Open rohanthacker opened 1 month ago
Thanks for the issue! I think supporting the Azure AI Model Inference API would be great! I think it makes sense to have it as a separate model client that also implements the ChatCompletionClient
protocol makes sense.
We'd love if you're interested in helping build this!
@jackgerrits I'll be happy to implement these changes, can this task be assigned to me as I have already started work on this task in my fork of this repository. I'll raise a draft pull request in a day or so for us to discuss.
@rohanthacker - this is supported in dotnet now with https://github.com/microsoft/autogen/pull/3790
Following this issue, since this will enable us to use phi, on some internal cases.
@rohanthacker any update on this one?
@edirgarcia Depending on the API you are using. If you are using the Core API, you don't need to wait for this feature you can use the azure.ai.inference.models
directly in your agent implementation. If you are using the AgentChat API, you may need to wait for the wrapper but you can also implement your own agent.
Hi @ekzhu,
I’ve completed the initial implementation of ChatCompletionClient
using azure.ai.inference
.
This is a draft, as I wanted to discuss the significant code duplication between this client and the existing OpenAIChatCompletionClient. If the team agrees with this approach, I’ll code/copy the rest of the implementation as needed.
Currently, the two clients are nearly identical, with the only differences being the type variations required by each library. Given that azure.ai.inference
is compatible with OpenAI, At the moment I don't see the need to have a separate concrete class for this considering the azure.ai.inference
library is OpenAI compatible. What are your thoughts?
Additionally, I was able to get OpenAIChatCompletionClient to work with models deployed on Azure AI Studio by setting the base_url
and api_key
. However, I encountered a few minor compatibility issues with specific models:
Both models work fine when connected directly to the OpenAI API.
Happy to keep working on this—just looking for team input on code duplication and next steps.
@edirgarcia Phi-3.5 is working with the OpenAIChatCompletionClient
. Please refer this example I came across today by azureml-examples
@edirgarcia Phi-3.5 is working with the
OpenAIChatCompletionClient
. Please refer this example I came across today by azureml-examples
Thank you I will test this out next week.
Currently, the two clients are nearly identical, with the only differences being the type variations required by each library. Given that
azure.ai.inference
is compatible with OpenAI, At the moment I don't see the need to have a separate concrete class for this considering theazure.ai.inference
library is OpenAI compatible. What are your thoughts?
Thanks @rohanthacker!
For the Core API, the user can choose any client they want to use. So this is not a blocker.
I think there is still benefit of wrapping the azure.ai.inference
client behind our ChatCompletionClient
protocol. For AgentChat users it is useful as the built-in agents accepts a ChatCompletionClient
. We can resolve the code duplication in the future.

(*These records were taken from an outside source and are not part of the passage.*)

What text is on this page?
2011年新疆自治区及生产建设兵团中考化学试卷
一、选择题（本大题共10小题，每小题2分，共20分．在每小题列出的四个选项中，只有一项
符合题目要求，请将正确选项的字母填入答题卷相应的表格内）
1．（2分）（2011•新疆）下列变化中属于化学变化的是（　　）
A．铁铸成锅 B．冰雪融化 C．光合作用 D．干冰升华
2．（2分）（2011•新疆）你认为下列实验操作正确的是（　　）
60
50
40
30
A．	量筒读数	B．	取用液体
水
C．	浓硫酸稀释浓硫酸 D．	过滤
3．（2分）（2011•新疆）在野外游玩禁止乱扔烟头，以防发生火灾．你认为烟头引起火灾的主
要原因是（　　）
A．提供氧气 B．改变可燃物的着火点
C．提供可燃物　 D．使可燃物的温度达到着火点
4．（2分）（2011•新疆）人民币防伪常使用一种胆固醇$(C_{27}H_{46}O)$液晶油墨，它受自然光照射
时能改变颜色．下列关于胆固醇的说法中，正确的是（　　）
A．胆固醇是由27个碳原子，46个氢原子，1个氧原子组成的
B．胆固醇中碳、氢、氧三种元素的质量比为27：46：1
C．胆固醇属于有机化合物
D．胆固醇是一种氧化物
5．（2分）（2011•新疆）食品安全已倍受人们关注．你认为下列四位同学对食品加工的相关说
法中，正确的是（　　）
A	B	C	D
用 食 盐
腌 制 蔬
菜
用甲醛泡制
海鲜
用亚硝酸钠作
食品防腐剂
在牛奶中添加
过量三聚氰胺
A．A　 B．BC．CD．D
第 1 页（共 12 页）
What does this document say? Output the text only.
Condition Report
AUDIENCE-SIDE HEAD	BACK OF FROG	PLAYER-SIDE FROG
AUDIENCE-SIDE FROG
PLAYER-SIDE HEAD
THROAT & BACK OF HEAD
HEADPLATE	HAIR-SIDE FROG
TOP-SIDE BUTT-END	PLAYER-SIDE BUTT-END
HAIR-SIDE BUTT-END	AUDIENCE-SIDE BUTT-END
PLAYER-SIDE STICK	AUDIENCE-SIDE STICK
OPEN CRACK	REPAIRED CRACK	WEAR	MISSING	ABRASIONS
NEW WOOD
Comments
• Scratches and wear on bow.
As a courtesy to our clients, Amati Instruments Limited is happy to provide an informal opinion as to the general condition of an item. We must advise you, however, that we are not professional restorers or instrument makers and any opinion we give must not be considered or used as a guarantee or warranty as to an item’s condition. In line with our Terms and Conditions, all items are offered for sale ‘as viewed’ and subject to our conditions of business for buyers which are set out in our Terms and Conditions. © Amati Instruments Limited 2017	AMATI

What feature would you like to be added?
I would like the ability to use a model that is deployed on Azure AI Studio and uses the Azure AI Model Inference API.
If needed, I would like to assist in the creation of the feature. However I have a few questions and require some help about what would be the best way to implement this feature.
Questions:
AzureOpenAIChatCompletionClient
?I have already tried to do this however the API produces an invalid URL and responds with a 404 error, as the endpoint created by Azure AI Studio and the client are not the same.
Looking forward to discussing more on this
Why is this needed?
Azure AI Studio provides a large catalog of models along with various deployment options that make it easy for developers to access a wide variety of models. Given the nature of this project, having the ability to integrate this diverse set of models out of the box will allow for more adoption of the project and allow developers to bring their own model in without the need to code a new client for each.